Going forward from that morning in 1972, the Formula One I witnessed was the best of times and the worst of times; these men fought to survive a decade of unrelenting technical advancement that produced the greatest changes to the sport, the cars, and the technology over the shortest timespan in Grand Prix history. Some of those developments delivered unforgettable spectacle. But, from some of those spectacles came unbearable pain and catastrophe.

I had near total access and could listen, smell, shoot and ask questions while totally embedded in the atmosphere. The teams treated me like a member of their extended family. They saw me as someone who was doing a job that I loved as much as they loved their racing.


Being so immersed within the human side of F1 immediately opened my very innocent eyes. I wasn’t documenting a simple sport; I was in the midst of deadly serious business, practiced by talented men who risked their lives each second. Consequences were swift and brutal; their first mistake usually was their last. 

These truths demanded my very best. Whatever telling moments I would attempt to capture had to be portrayed as clearly and truthfully as possible.

Realizing the opportunity I had, it was a simple decision on how to go forward. I would try to tell the story of the emotional roller coaster Grand Prix driver’s were experiencing with absolute honesty. 

I would shoot each image from an emotional point of view rather than merely illustrating a weekend sports headline. I would spend just as much time with the defeated as the victors. 
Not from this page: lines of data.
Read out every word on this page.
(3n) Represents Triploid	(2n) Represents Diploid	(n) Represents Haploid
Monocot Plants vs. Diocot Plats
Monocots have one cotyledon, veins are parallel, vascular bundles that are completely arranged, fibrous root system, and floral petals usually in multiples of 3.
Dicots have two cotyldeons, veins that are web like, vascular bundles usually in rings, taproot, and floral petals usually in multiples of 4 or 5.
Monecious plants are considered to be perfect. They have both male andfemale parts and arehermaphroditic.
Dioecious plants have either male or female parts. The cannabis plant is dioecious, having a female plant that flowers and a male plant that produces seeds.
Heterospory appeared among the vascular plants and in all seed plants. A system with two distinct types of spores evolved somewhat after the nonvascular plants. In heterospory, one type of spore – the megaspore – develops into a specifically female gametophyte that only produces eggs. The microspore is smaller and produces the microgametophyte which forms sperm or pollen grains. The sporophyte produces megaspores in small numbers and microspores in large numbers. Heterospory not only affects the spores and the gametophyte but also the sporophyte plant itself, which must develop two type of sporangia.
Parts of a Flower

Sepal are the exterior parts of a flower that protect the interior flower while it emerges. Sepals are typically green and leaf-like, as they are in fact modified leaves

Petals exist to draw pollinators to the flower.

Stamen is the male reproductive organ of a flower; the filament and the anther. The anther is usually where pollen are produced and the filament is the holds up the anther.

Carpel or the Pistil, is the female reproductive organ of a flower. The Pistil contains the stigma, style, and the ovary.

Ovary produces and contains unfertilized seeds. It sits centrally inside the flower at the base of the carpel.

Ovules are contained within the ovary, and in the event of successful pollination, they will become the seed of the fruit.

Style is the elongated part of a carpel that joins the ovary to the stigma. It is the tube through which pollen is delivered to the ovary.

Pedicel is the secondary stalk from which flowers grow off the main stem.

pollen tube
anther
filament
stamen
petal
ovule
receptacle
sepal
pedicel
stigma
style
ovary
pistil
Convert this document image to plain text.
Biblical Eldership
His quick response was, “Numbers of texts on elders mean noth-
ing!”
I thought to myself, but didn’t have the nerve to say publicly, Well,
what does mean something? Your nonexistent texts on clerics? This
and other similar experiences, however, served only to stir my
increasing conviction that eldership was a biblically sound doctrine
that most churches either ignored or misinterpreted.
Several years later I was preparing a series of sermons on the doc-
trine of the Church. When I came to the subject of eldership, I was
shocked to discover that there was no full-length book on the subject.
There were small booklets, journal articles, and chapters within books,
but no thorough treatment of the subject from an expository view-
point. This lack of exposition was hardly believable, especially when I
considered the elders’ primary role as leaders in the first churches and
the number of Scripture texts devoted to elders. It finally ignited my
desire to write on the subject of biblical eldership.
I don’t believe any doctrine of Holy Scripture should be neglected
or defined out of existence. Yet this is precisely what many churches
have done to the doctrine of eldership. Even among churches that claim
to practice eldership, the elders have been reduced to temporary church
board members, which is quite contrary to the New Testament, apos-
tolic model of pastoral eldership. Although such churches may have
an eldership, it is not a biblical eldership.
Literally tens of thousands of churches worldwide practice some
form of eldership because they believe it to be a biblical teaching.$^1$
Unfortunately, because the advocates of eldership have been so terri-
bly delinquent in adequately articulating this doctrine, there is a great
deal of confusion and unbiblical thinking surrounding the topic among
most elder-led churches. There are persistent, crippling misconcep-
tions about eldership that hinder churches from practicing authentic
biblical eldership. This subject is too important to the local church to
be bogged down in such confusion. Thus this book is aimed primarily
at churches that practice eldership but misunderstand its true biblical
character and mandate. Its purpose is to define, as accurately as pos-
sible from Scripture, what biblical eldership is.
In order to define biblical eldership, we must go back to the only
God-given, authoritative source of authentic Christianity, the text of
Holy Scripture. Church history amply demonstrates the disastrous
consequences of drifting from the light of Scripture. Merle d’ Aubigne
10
And, I would do it invisibly.


I consciously backed away and didn’t go looking for moments; I just waited to let those moments compel me to make an image. I stayed silent and observant, as “a fly on the wall”, allowing the emotion and power of the moment to find my eye. And amazingly, I began to see better images.

Sometimes, I would anticipate moments developing and produce a series; other times I would go for minutes on end and be lucky for one frame. But, I put everything into making it a powerful frame. I stayed patient despite story paths that started and then evaporated. I never forced the results, and that’s the reason I didn’t make thousands of frames; my portfolio contains less than 350 images.

I tried to document those hidden instants when you were still allowed to see a driver searching for speed; mentally "racing" the track for an unconscious impression that might unlock their car’s full potential; those silent struggles with their managers, engineers and team politics; those moments when drivers of an insanely dangerous Formula One era calmly committed themselves to realise their dreams and remain alive, lap after lap, in spite of fragile machines and against overwhelming odds.

This collection is my attempt to preserve lasting images of these men in all their humanity and complexity during those quiet moments of waiting…to battle with their "brothers” for the adulation and the immortality of being called World Champion.